This post was originally featured on ScoreNYC

With the average age of a CEO at 58 years of age, it’s clear that baby boomers possess decades of lessons to pass along to up-and-coming entrepreneurs. This knowledge share can prove invaluable to younger players that are navigating business ownership for the first time. But the instruction need not flow in only one direction. Young entreprepreneurs have wisdom of their own to share, approaches that could reinvigorate established businesses with a jolt of inventive spirit and drive. Here are just a few lessons older and younger generations can teach one another:

CEOs Know How to Play by the Rules

Every industry is riddled with complexities and roadblocks that the businesses thriving within it have learned to maneuver. Whether it’s a knotty regulatory landscape, rapid digitization, escalating prices, or market uncertainty, CEOs have figured out how to run flourishing businesses within the current milieu and position those businesses to weather future storms. They’re trained not only to capitalize on growth opportunities, but anticipate the obstacles that might hinder success, and effectively maneuver them. This precautionary problem-solving is acquired over the long-term, insights that newer players rarely grasp at the outset of their endeavors.
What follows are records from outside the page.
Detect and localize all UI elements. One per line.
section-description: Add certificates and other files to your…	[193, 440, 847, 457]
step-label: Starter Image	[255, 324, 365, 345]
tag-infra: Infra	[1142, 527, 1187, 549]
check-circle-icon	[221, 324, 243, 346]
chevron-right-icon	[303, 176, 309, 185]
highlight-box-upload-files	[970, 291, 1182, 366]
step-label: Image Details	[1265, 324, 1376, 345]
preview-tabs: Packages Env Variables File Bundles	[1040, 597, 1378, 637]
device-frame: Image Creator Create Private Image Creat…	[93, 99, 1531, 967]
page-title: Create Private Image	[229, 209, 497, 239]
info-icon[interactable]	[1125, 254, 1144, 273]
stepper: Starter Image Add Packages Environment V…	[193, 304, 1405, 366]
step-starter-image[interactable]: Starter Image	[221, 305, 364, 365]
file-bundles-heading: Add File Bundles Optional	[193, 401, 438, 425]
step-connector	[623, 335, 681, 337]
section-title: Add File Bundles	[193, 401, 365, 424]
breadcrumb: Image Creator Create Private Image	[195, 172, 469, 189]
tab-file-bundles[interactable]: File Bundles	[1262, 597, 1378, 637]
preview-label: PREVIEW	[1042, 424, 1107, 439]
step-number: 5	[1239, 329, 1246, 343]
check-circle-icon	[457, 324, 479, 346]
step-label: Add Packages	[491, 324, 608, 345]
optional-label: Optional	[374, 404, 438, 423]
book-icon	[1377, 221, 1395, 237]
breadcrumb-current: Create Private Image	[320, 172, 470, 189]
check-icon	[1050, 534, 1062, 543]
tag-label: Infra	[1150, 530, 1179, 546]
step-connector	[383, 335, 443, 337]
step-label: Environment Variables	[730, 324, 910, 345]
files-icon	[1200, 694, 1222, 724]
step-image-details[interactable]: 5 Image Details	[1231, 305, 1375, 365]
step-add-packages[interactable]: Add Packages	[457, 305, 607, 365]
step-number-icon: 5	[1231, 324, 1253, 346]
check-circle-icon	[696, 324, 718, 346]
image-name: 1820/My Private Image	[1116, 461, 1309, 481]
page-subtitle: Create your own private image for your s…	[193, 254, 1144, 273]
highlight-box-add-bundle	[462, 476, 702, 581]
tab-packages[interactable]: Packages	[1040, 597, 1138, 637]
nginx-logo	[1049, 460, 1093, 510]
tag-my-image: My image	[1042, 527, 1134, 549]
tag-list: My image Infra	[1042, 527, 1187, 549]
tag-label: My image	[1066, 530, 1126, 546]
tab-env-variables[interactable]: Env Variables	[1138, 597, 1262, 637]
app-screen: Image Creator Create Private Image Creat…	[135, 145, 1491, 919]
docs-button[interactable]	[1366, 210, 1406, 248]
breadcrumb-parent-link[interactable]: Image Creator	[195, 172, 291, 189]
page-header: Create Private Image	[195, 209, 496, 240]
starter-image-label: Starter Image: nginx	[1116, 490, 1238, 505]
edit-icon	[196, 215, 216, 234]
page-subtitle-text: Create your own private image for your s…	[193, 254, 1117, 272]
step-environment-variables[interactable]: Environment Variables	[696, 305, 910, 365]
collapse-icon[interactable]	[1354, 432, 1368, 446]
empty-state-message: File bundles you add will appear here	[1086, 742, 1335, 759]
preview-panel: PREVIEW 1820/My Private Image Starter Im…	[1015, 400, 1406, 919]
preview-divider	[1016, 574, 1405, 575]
While entrepreneurs often function as change agents, successful CEOs create sustainable businesses. CEOs are experts at figuring out the long-term trajectory of a company and putting an organizational structure in place to support that growth. Effective corporate infrastructures, streamlined processes, and long-term business plans are all within a CEO’s wheelhouse.

CEOs Know How to Run an Established Business

Some CEOs have been with their companies long-term, helping to grow them from infancy. Many have likely been there long enough to have weathered a few major reorganizations, technology implementations and process improvements. These CEOs possess volumes of knowledge on what worked for them at each stage of growth and how the company needed to adapt over time.

Even in instances where a CEO is running a billion-dollar behemoth and a fellow entrepreneur is still struggling to make rent, the former’s experience and lessons learned can give shape and focus to the latter’s business plan. The CEO can help the entrepreneur see where she wants to go and establish a clearer vision for how to get there. With more access to the failures and successes of others, the entrepreneur can avoid common mistakes and efficiently establish a platform for growth. And that’s not to mention the many ways new business owners can benefit from networking within the same universe as their more established counterparts.

Entrepreneurs Successfully Manage Their Time

Jennifer Hobson Gormer recently compiled a book called kidCEO, where she helped successful child entrepreneurs share the secrets of their success. There were no shortage of tips from these small sages, but one common theme united their stories: how vital it is to effectively manage your time and prioritize. After all, these business owners are juggling all the pressures of entrepreneurship while simultaneously scheduling time for schoolwork and regular kid stuff.

Regardless of age, entrepreneurs learn quickly to navigate common time drains like email, meeting overload, and non-stop firefighting. Because they’ve needed to thrive in an amorphous environment with few resources and a scant organizational structure, the most common trap for an entrepreneur to fall prey to is allowing oneself to take an unstructured approach to time management. As such, many entrepreneurs can speak at length about inbox tools and services that help organize the influx and assist in managing tasks. They know how to avoid inessential meetings and structure others toward actionable outcomes and decision-making. They also know how to document processes and create playbooks for repeatable tasks, which aids with delegation and focuses all team members on execution.

This is not to say that CEOs have zero time management and prioritization skills, which would be patently false. But given the pre-existing structure and resources of their established corporate environments, they may not have needed to become productivity gurus to survive. In fact, studies show that while most senior executives should be following the 80/20 rule (80 percent of time allocated to important things and only 20 percent on the small stuff), many are actually closer to 30/70. If CEOs took up this charge, they’d execute significantly more high-impact, strategic work that could move the needle for their businesses.

Entrepreneurs Do Things Differently

Sometimes, different is good. Entrepreneurs can remind their corporate counterparts to stay nimble, always looking for holes or inconsistencies in the marketplace and seeking to fill them. Entrepreneurs are masters at creating new products, taking products from one industry and applying them elsewhere, and integrating two seemingly unrelated concepts to form something new. By absorbing a bit of this playfulness and creativity, CEOs can maneuver their larger organizations into new lines of business, products or other initiatives. Younger entrepreneurs have also been more unconventional in their leadership styles, yielding some approaches that have more effectively motivated their workforces and established a positive corporate culture. Some Millennial leaders have rejected hierarchical models or championed constant employee feedback. Plenty of atypical models are being tested by young leaders, approaches that might prove inspirational to CEOs hoping to better connect with their workforces.

Whether you’re a struggling entrepreneur or a Fortune 100 CEO, never underestimate what you can bring to the table or learn from others. Sometimes the best advice comes from someone whose challenges exactly match your own, and sometimes it doesn’t. Sometimes it comes from someone who dealt with that problem 10 years ago, or someone who’s yet to cross that bridge.